Quantum fluctuations and expanding universe As far as I understand, Hawking radiation is formed at the edge of a black hole, when a particle/anti particle pair is formed and one of the particles falls into the black hole before the particles has time to annihilate. This made me think of other situations where this could occur which led me to think about the expansion of the universe.
Since rate of expansion of the universe is increasing all the time due to dark energy, and at some point in the future the expansion will be so fast as to tear matter apart, wouldn't there be a point where particle/anti particle pairs that spontaneously form from quantum fluctuations be torn apart faster than they can annihilate, thus forming infinite amounts of new matter in the ever expanding universe?
Can anyone with a better understanding of the maths behind this explain what would actually happen?
 A: The expansion of the universe won't necessarily get to the point where it rips everything apart. It depends on the equation of state of the dark energy. The phenomenon you describe is called the Big Rip, but if dark energy behaves like a cosmological constant (which is currently consistent with observations) there will be no Big Rip.
But the expansion caused by dark energy does form the equivalent of an event horizon. At some distance from it the expansion is so great that nothing travelling at the speed of light or less could reach us even given infinite time. This causes a horizon similar to the horizon round a black hole, and just like a black hole this horizon does emit Hawking radiation. The Wikipedia article on dark energy discusses this, and places the horizon at 16 billion light years so it will be a while before we see it :-)
The paper Expanding Confusion goes into the maths if you fancy the challenge.
Response to comment:
The virtual particle pair being pulled apart description of Hawking radiation is only a metaphor. Remember that the Feynmann diagrams showing virtual particles are just an illustration of one term in a calculation and are not intended to be taken literally. Depending on who you ask, and what you mean by exist, virtual particles don't really exist. See this article by Matt Strassler on virtual particles for an excellent, though inevitably difficult, explanation of virtual particles. See this article by John Baez for more on the nature of Hawking radiation.
The calculation showing that Hawking radiation exists is done by comparing what a quantum field looks like to an observer at infinity in the presence of a horizon. Hawking radiation is seen because observers near and far from the horizon will disagree about what constitiues a vacuum. I can't say any more about this because I don't understand it well enough.
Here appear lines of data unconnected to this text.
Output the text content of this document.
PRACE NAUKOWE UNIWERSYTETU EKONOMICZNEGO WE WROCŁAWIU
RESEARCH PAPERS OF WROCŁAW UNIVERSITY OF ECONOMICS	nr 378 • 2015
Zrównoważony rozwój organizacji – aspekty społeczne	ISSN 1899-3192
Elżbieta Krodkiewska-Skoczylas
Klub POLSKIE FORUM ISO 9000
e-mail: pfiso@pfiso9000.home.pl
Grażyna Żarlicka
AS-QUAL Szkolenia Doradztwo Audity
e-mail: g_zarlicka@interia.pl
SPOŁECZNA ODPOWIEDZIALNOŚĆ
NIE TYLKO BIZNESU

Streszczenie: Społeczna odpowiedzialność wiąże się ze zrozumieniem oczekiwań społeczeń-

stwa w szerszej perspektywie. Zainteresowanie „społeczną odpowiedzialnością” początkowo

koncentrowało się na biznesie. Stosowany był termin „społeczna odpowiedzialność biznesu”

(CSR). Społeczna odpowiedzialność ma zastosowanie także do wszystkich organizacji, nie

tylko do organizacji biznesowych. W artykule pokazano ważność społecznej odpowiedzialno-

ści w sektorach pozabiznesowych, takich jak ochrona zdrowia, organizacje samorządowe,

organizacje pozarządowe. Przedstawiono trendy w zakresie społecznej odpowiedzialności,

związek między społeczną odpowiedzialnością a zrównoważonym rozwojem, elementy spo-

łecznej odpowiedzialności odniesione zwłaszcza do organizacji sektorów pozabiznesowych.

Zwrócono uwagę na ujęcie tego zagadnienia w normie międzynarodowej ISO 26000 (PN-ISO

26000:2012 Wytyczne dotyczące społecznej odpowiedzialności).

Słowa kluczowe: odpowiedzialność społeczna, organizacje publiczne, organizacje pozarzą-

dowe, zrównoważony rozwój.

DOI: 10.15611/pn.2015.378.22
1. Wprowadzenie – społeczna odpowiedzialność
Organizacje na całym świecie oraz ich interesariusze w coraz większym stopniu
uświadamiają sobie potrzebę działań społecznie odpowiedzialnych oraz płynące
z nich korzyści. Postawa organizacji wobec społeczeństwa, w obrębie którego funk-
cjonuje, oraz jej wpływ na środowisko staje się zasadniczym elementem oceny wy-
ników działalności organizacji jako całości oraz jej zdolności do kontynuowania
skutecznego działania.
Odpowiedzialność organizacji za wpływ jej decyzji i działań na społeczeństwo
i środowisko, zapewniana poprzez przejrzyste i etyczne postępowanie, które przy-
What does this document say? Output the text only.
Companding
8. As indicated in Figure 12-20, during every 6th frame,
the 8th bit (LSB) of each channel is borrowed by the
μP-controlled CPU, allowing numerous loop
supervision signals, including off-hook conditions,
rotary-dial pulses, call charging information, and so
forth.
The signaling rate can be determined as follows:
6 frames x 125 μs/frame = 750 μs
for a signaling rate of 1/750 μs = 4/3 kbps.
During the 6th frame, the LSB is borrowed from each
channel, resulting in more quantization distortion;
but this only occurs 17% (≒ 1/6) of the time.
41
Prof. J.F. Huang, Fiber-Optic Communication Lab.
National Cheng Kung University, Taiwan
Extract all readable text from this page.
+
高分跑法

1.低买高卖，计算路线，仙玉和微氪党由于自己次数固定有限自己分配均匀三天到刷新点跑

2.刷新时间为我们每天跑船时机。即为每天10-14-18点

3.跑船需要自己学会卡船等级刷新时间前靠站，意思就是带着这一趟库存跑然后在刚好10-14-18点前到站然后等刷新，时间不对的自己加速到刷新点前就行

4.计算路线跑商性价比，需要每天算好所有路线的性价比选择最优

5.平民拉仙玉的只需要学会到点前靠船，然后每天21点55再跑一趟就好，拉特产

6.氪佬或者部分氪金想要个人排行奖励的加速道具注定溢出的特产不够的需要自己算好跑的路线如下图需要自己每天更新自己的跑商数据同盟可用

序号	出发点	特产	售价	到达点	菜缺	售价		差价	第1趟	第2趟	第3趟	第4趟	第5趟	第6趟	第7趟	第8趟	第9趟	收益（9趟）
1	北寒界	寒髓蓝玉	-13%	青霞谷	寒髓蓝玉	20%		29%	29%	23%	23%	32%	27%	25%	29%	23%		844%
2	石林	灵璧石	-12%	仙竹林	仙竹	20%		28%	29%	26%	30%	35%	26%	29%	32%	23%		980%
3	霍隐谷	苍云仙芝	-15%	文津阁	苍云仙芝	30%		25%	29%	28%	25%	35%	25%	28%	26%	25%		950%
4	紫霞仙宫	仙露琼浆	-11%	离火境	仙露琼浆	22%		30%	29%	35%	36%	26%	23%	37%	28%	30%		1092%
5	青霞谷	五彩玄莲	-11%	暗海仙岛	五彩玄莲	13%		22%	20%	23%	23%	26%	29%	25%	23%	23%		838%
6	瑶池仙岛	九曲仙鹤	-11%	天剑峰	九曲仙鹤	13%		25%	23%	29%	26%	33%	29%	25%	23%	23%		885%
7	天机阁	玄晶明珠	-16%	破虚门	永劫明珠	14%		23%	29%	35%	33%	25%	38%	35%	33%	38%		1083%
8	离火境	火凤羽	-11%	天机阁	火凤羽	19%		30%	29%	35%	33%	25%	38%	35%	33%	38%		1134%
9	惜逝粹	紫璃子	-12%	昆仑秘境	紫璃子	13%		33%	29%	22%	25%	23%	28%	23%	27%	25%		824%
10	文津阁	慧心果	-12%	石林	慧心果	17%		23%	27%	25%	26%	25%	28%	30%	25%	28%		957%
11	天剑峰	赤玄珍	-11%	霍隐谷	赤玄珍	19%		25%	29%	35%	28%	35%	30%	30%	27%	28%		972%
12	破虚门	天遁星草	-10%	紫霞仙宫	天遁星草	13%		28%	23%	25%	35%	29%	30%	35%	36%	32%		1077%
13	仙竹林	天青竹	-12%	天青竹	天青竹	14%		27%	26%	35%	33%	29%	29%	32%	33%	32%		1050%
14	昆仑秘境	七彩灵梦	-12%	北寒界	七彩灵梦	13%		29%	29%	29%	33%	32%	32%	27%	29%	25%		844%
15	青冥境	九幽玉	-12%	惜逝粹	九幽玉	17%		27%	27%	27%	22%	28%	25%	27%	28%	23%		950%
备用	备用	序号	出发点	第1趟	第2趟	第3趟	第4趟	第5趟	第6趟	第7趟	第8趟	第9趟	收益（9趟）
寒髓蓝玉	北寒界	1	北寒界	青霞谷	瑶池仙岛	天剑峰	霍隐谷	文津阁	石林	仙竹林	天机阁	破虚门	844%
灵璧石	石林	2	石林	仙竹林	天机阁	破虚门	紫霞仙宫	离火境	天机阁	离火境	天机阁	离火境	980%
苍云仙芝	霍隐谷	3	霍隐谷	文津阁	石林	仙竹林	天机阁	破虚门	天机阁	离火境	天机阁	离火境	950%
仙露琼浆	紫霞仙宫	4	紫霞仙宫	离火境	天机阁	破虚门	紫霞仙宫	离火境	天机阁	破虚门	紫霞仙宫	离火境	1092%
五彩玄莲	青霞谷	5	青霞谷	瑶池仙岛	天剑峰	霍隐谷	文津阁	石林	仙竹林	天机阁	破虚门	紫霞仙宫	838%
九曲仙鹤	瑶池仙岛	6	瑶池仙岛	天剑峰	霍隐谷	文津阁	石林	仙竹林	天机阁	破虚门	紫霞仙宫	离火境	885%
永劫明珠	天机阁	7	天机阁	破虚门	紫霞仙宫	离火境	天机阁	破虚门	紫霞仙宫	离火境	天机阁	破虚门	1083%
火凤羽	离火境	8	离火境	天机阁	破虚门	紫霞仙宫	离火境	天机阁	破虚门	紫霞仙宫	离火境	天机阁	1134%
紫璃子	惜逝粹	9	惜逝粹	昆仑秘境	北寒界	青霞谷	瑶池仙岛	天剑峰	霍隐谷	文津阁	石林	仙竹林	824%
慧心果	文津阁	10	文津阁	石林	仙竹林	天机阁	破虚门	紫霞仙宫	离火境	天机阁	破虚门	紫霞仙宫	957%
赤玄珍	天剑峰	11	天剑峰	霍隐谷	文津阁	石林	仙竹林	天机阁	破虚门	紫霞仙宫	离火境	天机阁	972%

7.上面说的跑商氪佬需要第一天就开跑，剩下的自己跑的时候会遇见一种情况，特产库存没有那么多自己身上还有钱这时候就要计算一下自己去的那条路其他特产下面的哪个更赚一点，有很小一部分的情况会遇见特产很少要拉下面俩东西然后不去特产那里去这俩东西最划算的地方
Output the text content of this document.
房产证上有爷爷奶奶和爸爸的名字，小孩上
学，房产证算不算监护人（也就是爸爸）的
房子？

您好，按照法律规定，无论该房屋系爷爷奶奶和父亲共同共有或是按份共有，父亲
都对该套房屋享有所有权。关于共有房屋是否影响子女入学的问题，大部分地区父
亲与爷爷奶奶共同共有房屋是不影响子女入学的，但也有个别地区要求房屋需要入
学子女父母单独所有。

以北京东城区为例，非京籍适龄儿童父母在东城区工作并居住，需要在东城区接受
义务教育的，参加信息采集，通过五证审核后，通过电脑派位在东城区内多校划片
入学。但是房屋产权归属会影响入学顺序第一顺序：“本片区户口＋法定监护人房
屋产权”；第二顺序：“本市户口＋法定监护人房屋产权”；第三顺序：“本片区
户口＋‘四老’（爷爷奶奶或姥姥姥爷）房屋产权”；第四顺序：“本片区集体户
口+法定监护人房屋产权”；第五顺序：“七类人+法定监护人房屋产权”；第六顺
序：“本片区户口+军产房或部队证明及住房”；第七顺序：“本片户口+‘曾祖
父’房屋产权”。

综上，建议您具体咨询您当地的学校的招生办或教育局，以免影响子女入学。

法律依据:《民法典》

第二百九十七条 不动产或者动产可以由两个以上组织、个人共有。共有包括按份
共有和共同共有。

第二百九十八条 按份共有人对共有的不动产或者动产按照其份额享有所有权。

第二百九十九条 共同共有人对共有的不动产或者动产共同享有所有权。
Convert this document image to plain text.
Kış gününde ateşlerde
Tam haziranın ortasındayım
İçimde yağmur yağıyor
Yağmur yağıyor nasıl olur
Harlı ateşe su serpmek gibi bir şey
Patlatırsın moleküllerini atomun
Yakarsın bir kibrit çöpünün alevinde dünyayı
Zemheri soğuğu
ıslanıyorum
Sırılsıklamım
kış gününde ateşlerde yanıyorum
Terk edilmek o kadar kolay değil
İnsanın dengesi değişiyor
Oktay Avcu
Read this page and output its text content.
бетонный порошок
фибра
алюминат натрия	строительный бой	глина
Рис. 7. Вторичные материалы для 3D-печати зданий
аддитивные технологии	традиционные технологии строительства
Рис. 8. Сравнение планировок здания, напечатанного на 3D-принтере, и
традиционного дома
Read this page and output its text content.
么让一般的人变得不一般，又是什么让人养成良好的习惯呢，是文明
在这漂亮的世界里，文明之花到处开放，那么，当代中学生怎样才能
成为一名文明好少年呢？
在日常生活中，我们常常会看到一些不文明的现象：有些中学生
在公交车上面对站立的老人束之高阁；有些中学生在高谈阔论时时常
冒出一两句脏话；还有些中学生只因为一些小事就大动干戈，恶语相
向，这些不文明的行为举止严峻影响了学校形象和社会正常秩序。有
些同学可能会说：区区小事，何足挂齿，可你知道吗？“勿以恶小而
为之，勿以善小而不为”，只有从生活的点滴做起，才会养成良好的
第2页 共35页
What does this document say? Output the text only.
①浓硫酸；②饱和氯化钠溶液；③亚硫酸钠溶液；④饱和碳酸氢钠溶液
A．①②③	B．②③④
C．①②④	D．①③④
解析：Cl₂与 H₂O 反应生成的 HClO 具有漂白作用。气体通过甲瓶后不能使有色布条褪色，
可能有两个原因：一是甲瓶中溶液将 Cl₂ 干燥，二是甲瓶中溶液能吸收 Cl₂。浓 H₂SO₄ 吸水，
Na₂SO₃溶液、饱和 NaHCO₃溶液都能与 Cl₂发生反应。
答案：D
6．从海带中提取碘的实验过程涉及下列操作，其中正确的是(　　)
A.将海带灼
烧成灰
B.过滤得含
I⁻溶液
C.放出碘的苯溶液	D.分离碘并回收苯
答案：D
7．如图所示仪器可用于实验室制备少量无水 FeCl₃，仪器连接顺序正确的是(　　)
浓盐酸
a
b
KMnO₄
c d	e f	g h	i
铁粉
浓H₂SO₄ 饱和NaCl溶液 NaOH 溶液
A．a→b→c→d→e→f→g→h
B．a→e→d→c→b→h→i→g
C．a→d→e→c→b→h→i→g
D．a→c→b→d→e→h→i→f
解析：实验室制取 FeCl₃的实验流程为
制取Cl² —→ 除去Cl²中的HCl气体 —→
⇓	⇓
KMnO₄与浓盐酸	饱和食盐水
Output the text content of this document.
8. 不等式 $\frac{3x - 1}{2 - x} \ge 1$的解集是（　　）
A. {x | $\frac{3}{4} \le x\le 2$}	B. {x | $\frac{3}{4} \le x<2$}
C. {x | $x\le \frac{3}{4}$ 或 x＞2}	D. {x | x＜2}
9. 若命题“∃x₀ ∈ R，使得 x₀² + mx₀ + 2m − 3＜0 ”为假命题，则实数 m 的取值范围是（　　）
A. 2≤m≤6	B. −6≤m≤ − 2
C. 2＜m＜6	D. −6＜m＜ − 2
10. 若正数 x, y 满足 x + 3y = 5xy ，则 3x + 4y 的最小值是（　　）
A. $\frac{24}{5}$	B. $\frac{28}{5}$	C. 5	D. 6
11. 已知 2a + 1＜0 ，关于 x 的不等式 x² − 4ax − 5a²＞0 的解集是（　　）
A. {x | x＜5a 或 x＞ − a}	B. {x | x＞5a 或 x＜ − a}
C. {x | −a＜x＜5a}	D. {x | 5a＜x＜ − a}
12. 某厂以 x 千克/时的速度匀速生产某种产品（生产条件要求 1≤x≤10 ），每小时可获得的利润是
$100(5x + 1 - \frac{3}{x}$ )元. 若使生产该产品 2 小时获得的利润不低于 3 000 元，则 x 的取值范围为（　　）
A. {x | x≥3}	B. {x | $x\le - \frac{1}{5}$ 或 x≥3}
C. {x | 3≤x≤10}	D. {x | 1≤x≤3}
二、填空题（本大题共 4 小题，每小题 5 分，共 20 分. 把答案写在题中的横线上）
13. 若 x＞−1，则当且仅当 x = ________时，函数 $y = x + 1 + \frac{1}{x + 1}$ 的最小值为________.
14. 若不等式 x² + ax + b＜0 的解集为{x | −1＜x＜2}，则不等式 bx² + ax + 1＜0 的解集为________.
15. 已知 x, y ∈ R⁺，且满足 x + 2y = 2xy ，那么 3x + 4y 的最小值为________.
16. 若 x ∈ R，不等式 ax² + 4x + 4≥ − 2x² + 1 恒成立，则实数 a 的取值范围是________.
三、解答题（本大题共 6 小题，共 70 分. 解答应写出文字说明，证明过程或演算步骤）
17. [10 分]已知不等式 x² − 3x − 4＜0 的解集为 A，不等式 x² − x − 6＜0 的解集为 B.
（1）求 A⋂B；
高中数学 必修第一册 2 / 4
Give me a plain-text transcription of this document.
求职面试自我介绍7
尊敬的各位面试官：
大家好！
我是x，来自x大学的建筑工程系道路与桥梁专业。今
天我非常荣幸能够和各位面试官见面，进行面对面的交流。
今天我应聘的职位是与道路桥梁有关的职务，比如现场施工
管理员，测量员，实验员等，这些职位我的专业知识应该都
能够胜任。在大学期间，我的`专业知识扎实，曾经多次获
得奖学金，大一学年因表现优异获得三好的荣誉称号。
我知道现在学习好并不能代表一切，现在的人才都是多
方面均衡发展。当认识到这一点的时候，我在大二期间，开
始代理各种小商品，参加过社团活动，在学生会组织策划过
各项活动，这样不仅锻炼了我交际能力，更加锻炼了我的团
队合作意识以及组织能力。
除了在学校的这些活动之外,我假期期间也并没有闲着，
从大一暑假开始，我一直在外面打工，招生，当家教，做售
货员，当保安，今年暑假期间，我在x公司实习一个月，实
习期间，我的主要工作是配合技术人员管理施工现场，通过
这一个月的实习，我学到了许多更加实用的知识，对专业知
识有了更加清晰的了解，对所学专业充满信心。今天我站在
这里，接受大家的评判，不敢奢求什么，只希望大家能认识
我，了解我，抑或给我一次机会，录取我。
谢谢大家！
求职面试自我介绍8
If you're interested this paper describes the calculation in layman's terms (for a small subset of extraordinarily well informed laymen).
So the question does a Big Rip pull apart virtual particles is probably meaningless, though the question could presumably be rephrased along the lines of how a Big Rip affects the apparent QFT vacuum. Even then I'm not sure this has an answer. The Hawking calculation is done by extrapolating to infinity and requires an asymptotically flat or effectively flat spacetime. How you'd do the calculation during the approach to the Big Rip I don't know.
If you were an observer in the closing stages of a Big Rip you would see yourself surrounded by a spherical horizon, emitting Hawking radiation, and the horizon would shrink in towards you at an exponentially increasing rate. I'd guess the Hawking radiation would become more intense as the horizon sweeps towards you but i don't know if it would tend to infinity or not.